H2 50% → 47%. Falsify, weight 1 (one more peer-verified narrow autonomous-discovery result, fully credentialed by an unusually authoritative panel of human verifiers, inside an existing eighteen-month release cadence; the cleanest of the genre to date but not a break in the rate). Verify, weight 1 (LMArena top cluster has stayed in the 1,450–1,561 band over the last six months and the methodology was sharpened mid-window, both of which are consistent with plateau but neither dispositive). Net: very slight falsify lean, in line with the broader-leaderboard data showing continued one-to-two-percentage-point monthly progress on SWE-Bench Verified through Q2 2026. The release tracker entry remains delivers because the proof itself was verified; the H2-relevance is the weak part.

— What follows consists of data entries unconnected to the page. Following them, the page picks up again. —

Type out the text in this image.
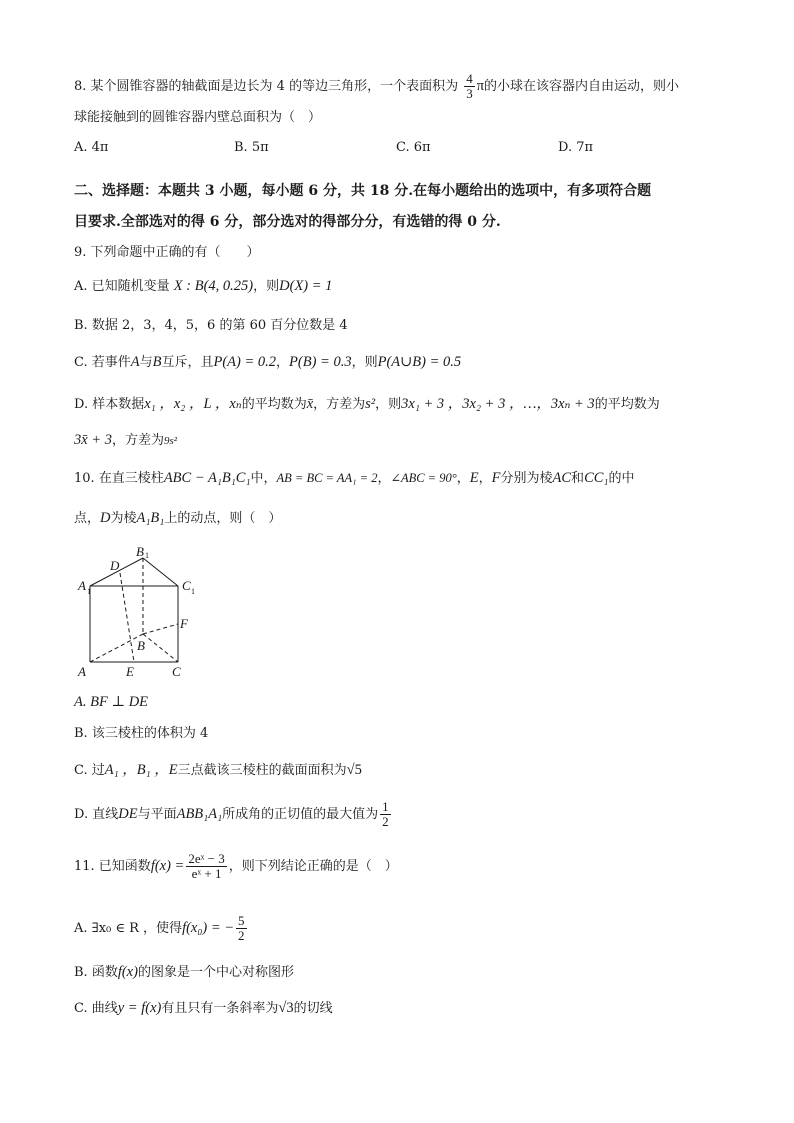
8. 某个圆锥容器的轴截面是边长为 4 的等边三角形，一个表面积为 $\frac{4}{3}$ π的小球在该容器内自由运动，则小
球能接触到的圆锥容器内壁总面积为（　）
A. 4π	B. 5π	C. 6π	D. 7π
二、选择题：本题共 3 小题，每小题 6 分，共 18 分.在每小题给出的选项中，有多项符合题
目要求.全部选对的得 6 分，部分选对的得部分分，有选错的得 0 分.
9. 下列命题中正确的有（　　）
A. 已知随机变量 X : B(4, 0.25)，则D(X) = 1
B. 数据 2，3，4，5，6 的第 60 百分位数是 4
C. 若事件A与B互斥，且P(A) = 0.2，P(B) = 0.3，则P(A∪B) = 0.5
D. 样本数据x₁ ，x₂ ，L ，xₙ的平均数为x̄，方差为s²，则3x₁ + 3 ，3x₂ + 3 ，…，3xₙ + 3的平均数为
3x̄ + 3，方差为9s²
10. 在直三棱柱ABC − A₁B₁C₁中，AB = BC = AA₁ = 2，∠ABC = 90°，E，F分别为棱AC和CC₁的中
点，D为棱A₁B₁上的动点，则（　）
A 1
B 1
C 1
D
F
B
A	E	C
A. BF ⊥ DE
B. 该三棱柱的体积为 4
C. 过A₁ ，B₁ ，E三点截该三棱柱的截面面积为√5
D. 直线DE与平面ABB₁A₁所成角的正切值的最大值为 $\frac{1}{2}$
11. 已知函数$f(x) = \frac{\text{2eˣ − 3}}{\text{eˣ + 1}}$ ，则下列结论正确的是（　）
A. ∃x₀ ∈ R ，使得f(x₀) = − $\frac{5}{2}$
B. 函数f(x)的图象是一个中心对称图形
C. 曲线y = f(x)有且只有一条斜率为√3的切线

What to watch over the next quarter, against the same window discipline: whether SWE-Bench Pro frontier scores move more than the historical one-to-two percentage points per month (would push H2 toward falsification); whether the LMArena top-tier cluster either widens (one model breaks away — falsify) or compresses further with no new entrants (verify); whether the next two peer-verified narrow autonomous-discovery events arrive on the existing three-to-six-month cadence or land closer together (acceleration — falsify) or stretch out (deceleration — verify); whether a non-OpenAI lab reproduces this class of result on an open mathematical problem with comparable peer review. The window the hypothesis is built around is short enough that the next two quarters of data will matter more than any single result this week.

Sources: OpenAI announcement; Companion arXiv paper 2605.20695 (Alon et al.); Sawin’s explicit-bound paper, arXiv 2605.20579; DeepMind AlphaProof IMO post; AlphaEvolve, arXiv 2511.02864; AlphaProof Nature publication coverage; vals.ai SWE-Bench Verified independent leaderboard; LocalAI Master SWE-Bench history; LMArena leaderboard; LMArena changelog; BenchLM Elo history.